Europe 1 with AFP 10:36 p.m., January 12, 2022

From farmers to bakers, the whole wheat industry was indignant on Wednesday at the launch by the Leclerc group of a baguette at 0.29 euros, denouncing a campaign "demagogic and destructive of values".

From farmers to bakers, the entire wheat industry was indignant on Wednesday at the launch by the Leclerc group of a baguette at 0.29 euros, denouncing a campaign "demagogic and destructive of values".

Michel-Edouard Leclerc announced on Tuesday that he was blocking the price of the baguette in the group's stores at 29 euro cents - or even up to 23 cents - for at least four months, in the name of the defense of power purchasing by the French in an inflationary context.

A declaration of war 

A declaration of war for the entire wheat sector. Cereal growers, millers and bakers, as well as the FNSEA, the first agricultural union, denounced in a joint press release "prices that willfully destroy values". They are indignant at a "demagogic" announcement when "the prices of cereals and consequently of flour, are experiencing high prices, that production costs (wages, etc.) are rising sharply and that the average price of the baguette, in France in 2021 according to INSEE is 0.90 euros ".

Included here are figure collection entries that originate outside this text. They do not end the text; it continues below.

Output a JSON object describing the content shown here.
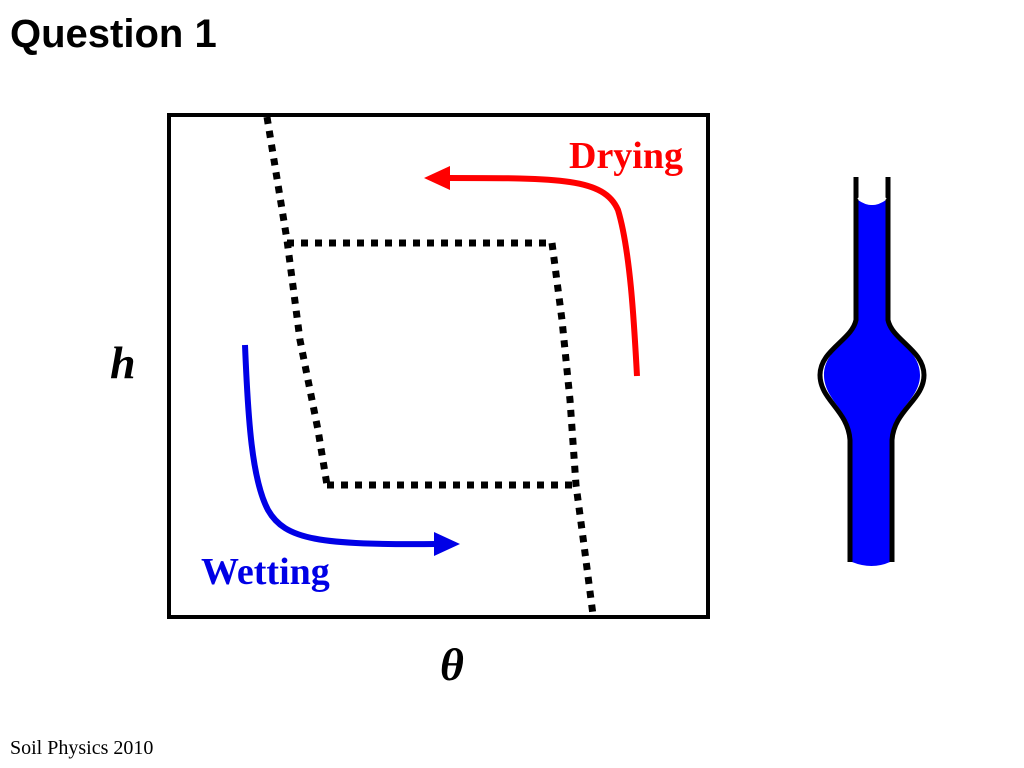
{
  "title": "Question 1",
  "footer": "Soil Physics 2010",
  "diagram": {
    "y_axis_label": "h",
    "x_axis_label": "θ",
    "drying_label": "Drying",
    "wetting_label": "Wetting",
    "colors": {
      "drying": "#ff0000",
      "wetting": "#0000e6",
      "frame": "#000000",
      "pore_water": "#0000ff"
    }
  }
}
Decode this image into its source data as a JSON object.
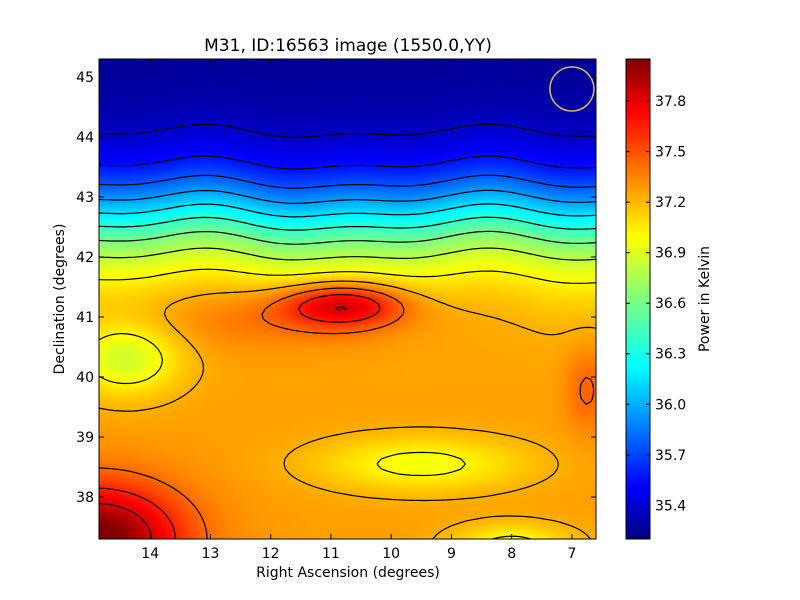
{
  "chart_data": {
    "type": "heatmap",
    "title": "M31, ID:16563 image (1550.0,YY)",
    "xlabel": "Right Ascension (degrees)",
    "ylabel": "Declination (degrees)",
    "colorbar_label": "Power in Kelvin",
    "colormap": "jet",
    "x_reversed": true,
    "xlim": [
      14.85,
      6.6
    ],
    "ylim": [
      37.3,
      45.3
    ],
    "x_ticks": [
      14,
      13,
      12,
      11,
      10,
      9,
      8,
      7
    ],
    "y_ticks": [
      38,
      39,
      40,
      41,
      42,
      43,
      44,
      45
    ],
    "colorbar_range": [
      35.2,
      38.05
    ],
    "colorbar_ticks": [
      "35.4",
      "35.7",
      "36.0",
      "36.3",
      "36.6",
      "36.9",
      "37.2",
      "37.5",
      "37.8"
    ],
    "features": [
      {
        "name": "peak",
        "ra": 10.8,
        "dec": 41.2,
        "value": 37.85
      },
      {
        "name": "hot corner",
        "ra": 14.8,
        "dec": 37.4,
        "value": 38.0
      },
      {
        "name": "cool spot",
        "ra": 14.3,
        "dec": 40.4,
        "value": 36.9
      },
      {
        "name": "cool band",
        "ra": 9.5,
        "dec": 38.6,
        "value": 37.0
      },
      {
        "name": "warm spot",
        "ra": 6.8,
        "dec": 39.8,
        "value": 37.45
      }
    ],
    "contours": "black contour lines",
    "beam_marker": {
      "ra": 7.0,
      "dec": 44.8,
      "color": "#c9b96a"
    },
    "grid": false
  }
}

This announcement, which comes at a time when the sectors and the government "are working to fairly remunerate farmers" and when "the know-how and the quality of the French baguette are in the process of being recognized by UNESCO", provoked an outcry.

"We seek to preserve employment and quality, this comes at a cost: we must pay the actors correctly, those who plant, who harvest, who assemble the grains and make the flour, and those who make the bread. Leclerc is ashamed, "Jean-François Loiseau, president of the National Association of French Mining, told AFP.

"How does Leclerc pay his bakers?"

"Mr. Leclerc will have to explain to us how and how much he pays bakers with a baguette at 29 cents", reacted for his part Christiane Lambert, patron of the FNSEA.

While wheat prices have increased by around 30% in one year, Mr. Loiseau wonders "where the Leclerc group buys its flour" and "on which products it will compensate".

In addition, Leclerc "breaks the prices" in the particularly tense context of the annual negotiations between producers and distributors, underline the actors of the sector.

Michel-Edouard Leclerc did not hide it: "The flour suppliers have often invoked the increase in the price of wheat, to ask for considerable increases", he declared Tuesday on BFM-TV, defending his choice on a "flagship", "inflation marker", as it had done for fuel a few months ago.